To ask the Secretary of State for Environment, Food and Rural Affairs, what recent steps the Government has taken to reduce levels of antisocial behaviour involving the use of spray paint.

Photo of Luke Pollard Luke Pollard Shadow Secretary of State for Environment, Food and Rural Affairs

To ask the Secretary of State for the Environment, Food and Rural Affairs, what assessment her Department has made of the potential correlation between the pricing of spray paint and the level of antisocial behaviour involving the use of spray paint.

Photo of Rebecca Pow Rebecca Pow The Parliamentary Under-Secretary of State for Environment, Food and Rural Affairs

Addressing visible signs of crime and anti-social behaviour such as graffiti helps to improve public perceptions of local environmental quality.

In 2018 we almost doubled the maximum fixed penalty that local authorities can issue for offences related to graffiti to £150 and increased the default to £100. Councils retain the income from these fixed penalty notices, which can be spent on their functions relating to keeping land and highways clear of litter and refuse, and enforcement against graffiti offences.

For more serious offences, such as racist or otherwise abusive graffiti, prosecution is more suitable. In our recently published guidance on enforcement against littering and related offences, we made clear that any enforcement action must be proportionate and in the public interest.

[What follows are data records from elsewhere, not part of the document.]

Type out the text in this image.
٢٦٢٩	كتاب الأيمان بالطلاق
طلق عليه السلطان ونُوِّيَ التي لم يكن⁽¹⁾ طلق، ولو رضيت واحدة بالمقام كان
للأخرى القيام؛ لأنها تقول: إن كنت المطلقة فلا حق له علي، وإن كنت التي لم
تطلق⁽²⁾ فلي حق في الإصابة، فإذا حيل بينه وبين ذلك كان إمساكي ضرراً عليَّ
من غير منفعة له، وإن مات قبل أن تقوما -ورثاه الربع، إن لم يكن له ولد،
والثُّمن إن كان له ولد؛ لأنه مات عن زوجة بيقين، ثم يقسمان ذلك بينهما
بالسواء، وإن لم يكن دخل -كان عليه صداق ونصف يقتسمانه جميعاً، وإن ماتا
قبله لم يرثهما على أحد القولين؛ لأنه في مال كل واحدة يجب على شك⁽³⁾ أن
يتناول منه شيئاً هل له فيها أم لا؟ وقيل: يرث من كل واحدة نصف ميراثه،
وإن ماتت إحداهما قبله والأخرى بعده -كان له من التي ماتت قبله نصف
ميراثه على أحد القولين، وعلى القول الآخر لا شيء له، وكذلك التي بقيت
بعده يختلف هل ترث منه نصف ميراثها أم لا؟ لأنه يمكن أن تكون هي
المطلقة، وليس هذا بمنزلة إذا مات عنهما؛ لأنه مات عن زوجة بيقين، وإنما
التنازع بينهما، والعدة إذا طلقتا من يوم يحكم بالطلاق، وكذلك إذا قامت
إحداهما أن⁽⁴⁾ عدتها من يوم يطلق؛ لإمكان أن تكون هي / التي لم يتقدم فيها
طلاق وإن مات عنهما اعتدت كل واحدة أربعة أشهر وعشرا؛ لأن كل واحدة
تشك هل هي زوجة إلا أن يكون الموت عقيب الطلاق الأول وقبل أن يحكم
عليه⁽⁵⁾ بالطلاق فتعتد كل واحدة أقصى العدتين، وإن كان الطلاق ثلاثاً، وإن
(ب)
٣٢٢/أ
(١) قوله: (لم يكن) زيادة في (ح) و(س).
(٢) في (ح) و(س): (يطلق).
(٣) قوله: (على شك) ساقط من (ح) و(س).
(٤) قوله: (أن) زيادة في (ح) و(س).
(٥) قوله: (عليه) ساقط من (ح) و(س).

The Anti-social Behaviour, Crime and Policing Act 2014 introduced a range of flexible tools and powers that the police, local authorities and other local agencies can use to respond quickly and effectively to anti-social behaviour, including Community Protection Notices (CPNs). It is a criminal offence if a person does not comply with a CPN, for which they can receive a fine upon conviction. Instead of prosecuting, a fixed penalty notice of up to £100 can be issued.

These powers are deliberately local in nature, and it is for local agencies to determine whether their use is appropriate in the specific circumstances as those who work within, and for, local communities will be best placed to understand what is driving the behaviour in question, the impact that it is having, and to determine the most appropriate response.

Defra has not made any assessment of the potential correlation between the pricing of spray paint and the level of antisocial behaviour involving its use.